More wretched still in confinement are monkeys, above all the anthropoid apes. They are the only captive animals which can derive serious bodily harm from their mental suffering. Anthropoid apes can become literally bored to death, particularly when they are kept alone in too small cages. For this and no other reason, it is easily explained why monkey babies thrive admirably in private ownership where they “live as the family”, but that they immediately begin to pine when, having become too large and dangerous, they are transferred to the cages of the nearest zoo. My capuchin monkey Gloria was overtaken by this fate. It is no exaggeration when I say that real success in the keeping of anthropoid apes was only achieved when it was realized how to prevent the mental sufferings caused by confinement.
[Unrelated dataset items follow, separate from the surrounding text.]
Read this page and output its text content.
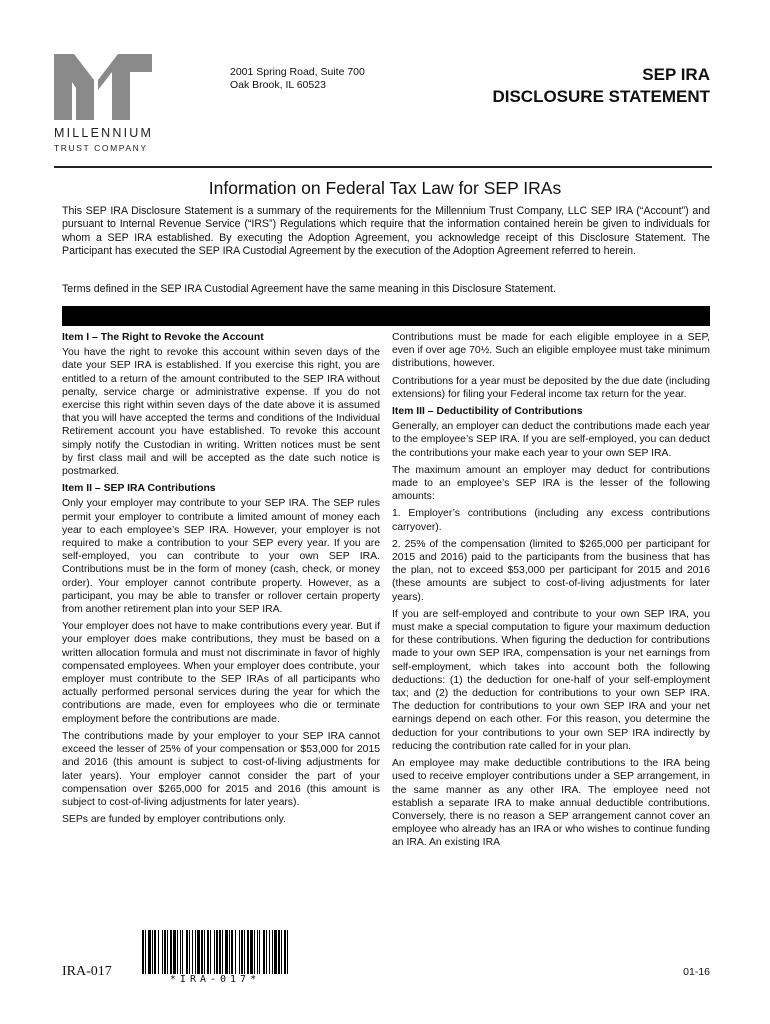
MILLENNIUM
TRUST COMPANY
2001 Spring Road, Suite 700
Oak Brook, IL 60523
SEP IRA
DISCLOSURE STATEMENT
Information on Federal Tax Law for SEP IRAs
This SEP IRA Disclosure Statement is a summary of the requirements for the Millennium Trust Company, LLC SEP IRA (“Account”) and pursuant to Internal Revenue Service (“IRS”) Regulations which require that the information contained herein be given to individuals for whom a SEP IRA established. By executing the Adoption Agreement, you acknowledge receipt of this Disclosure Statement. The Participant has executed the SEP IRA Custodial Agreement by the execution of the Adoption Agreement referred to herein.
Terms defined in the SEP IRA Custodial Agreement have the same meaning in this Disclosure Statement.
Item I – The Right to Revoke the Account

You have the right to revoke this account within seven days of the date your SEP IRA is established. If you exercise this right, you are entitled to a return of the amount contributed to the SEP IRA without penalty, service charge or administrative expense. If you do not exercise this right within seven days of the date above it is assumed that you will have accepted the terms and conditions of the Individual Retirement account you have established. To revoke this account simply notify the Custodian in writing. Written notices must be sent by first class mail and will be accepted as the date such notice is postmarked.

Item II – SEP IRA Contributions

Only your employer may contribute to your SEP IRA. The SEP rules permit your employer to contribute a limited amount of money each year to each employee’s SEP IRA. However, your employer is not required to make a contribution to your SEP every year. If you are self-employed, you can contribute to your own SEP IRA. Contributions must be in the form of money (cash, check, or money order). Your employer cannot contribute property. However, as a participant, you may be able to transfer or rollover certain property from another retirement plan into your SEP IRA.

Your employer does not have to make contributions every year. But if your employer does make contributions, they must be based on a written allocation formula and must not discriminate in favor of highly compensated employees. When your employer does contribute, your employer must contribute to the SEP IRAs of all participants who actually performed personal services during the year for which the contributions are made, even for employees who die or terminate employment before the contributions are made.

The contributions made by your employer to your SEP IRA cannot exceed the lesser of 25% of your compensation or $53,000 for 2015 and 2016 (this amount is subject to cost-of-living adjustments for later years). Your employer cannot consider the part of your compensation over $265,000 for 2015 and 2016 (this amount is subject to cost-of-living adjustments for later years).

SEPs are funded by employer contributions only.

Contributions must be made for each eligible employee in a SEP, even if over age 70½. Such an eligible employee must take minimum distributions, however.

Contributions for a year must be deposited by the due date (including extensions) for filing your Federal income tax return for the year.

Item III – Deductibility of Contributions

Generally, an employer can deduct the contributions made each year to the employee’s SEP IRA. If you are self-employed, you can deduct the contributions your make each year to your own SEP IRA.

The maximum amount an employer may deduct for contributions made to an employee’s SEP IRA is the lesser of the following amounts:

1. Employer’s contributions (including any excess contributions carryover).

2. 25% of the compensation (limited to $265,000 per participant for 2015 and 2016) paid to the participants from the business that has the plan, not to exceed $53,000 per participant for 2015 and 2016 (these amounts are subject to cost-of-living adjustments for later years).

If you are self-employed and contribute to your own SEP IRA, you must make a special computation to figure your maximum deduction for these contributions. When figuring the deduction for contributions made to your own SEP IRA, compensation is your net earnings from self-employment, which takes into account both the following deductions: (1) the deduction for one-half of your self-employment tax; and (2) the deduction for contributions to your own SEP IRA. The deduction for contributions to your own SEP IRA and your net earnings depend on each other. For this reason, you determine the deduction for your contributions to your own SEP IRA indirectly by reducing the contribution rate called for in your plan.

An employee may make deductible contributions to the IRA being used to receive employer contributions under a SEP arrangement, in the same manner as any other IRA. The employee need not establish a separate IRA to make annual deductible contributions. Conversely, there is no reason a SEP arrangement cannot cover an employee who already has an IRA or who wishes to continue funding an IRA. An existing IRA

IRA-017
*IRA-017*
01-16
I have beside me the wonderful chimpanzee book by Robert Yerkes, one of the best authorities on this kind of ape; from this work it may be concluded that mental hygiene plays just as important a role as physical, in the maintenance of health of these most human of all animals. On the other hand, to keep anthropoid apes in solitary confinement and in such small cages as are still to be found in many zoos, is an act of cruelty which should be punishable by law.

In his big anthropoid ape station in Orange Park, Florida, Yerkes has kept, for many years, a chimpanzee colony, which has multiplied freely and in which the apes live as happily as do my lesser whitethroats in their aviary, and much more happily than you or I.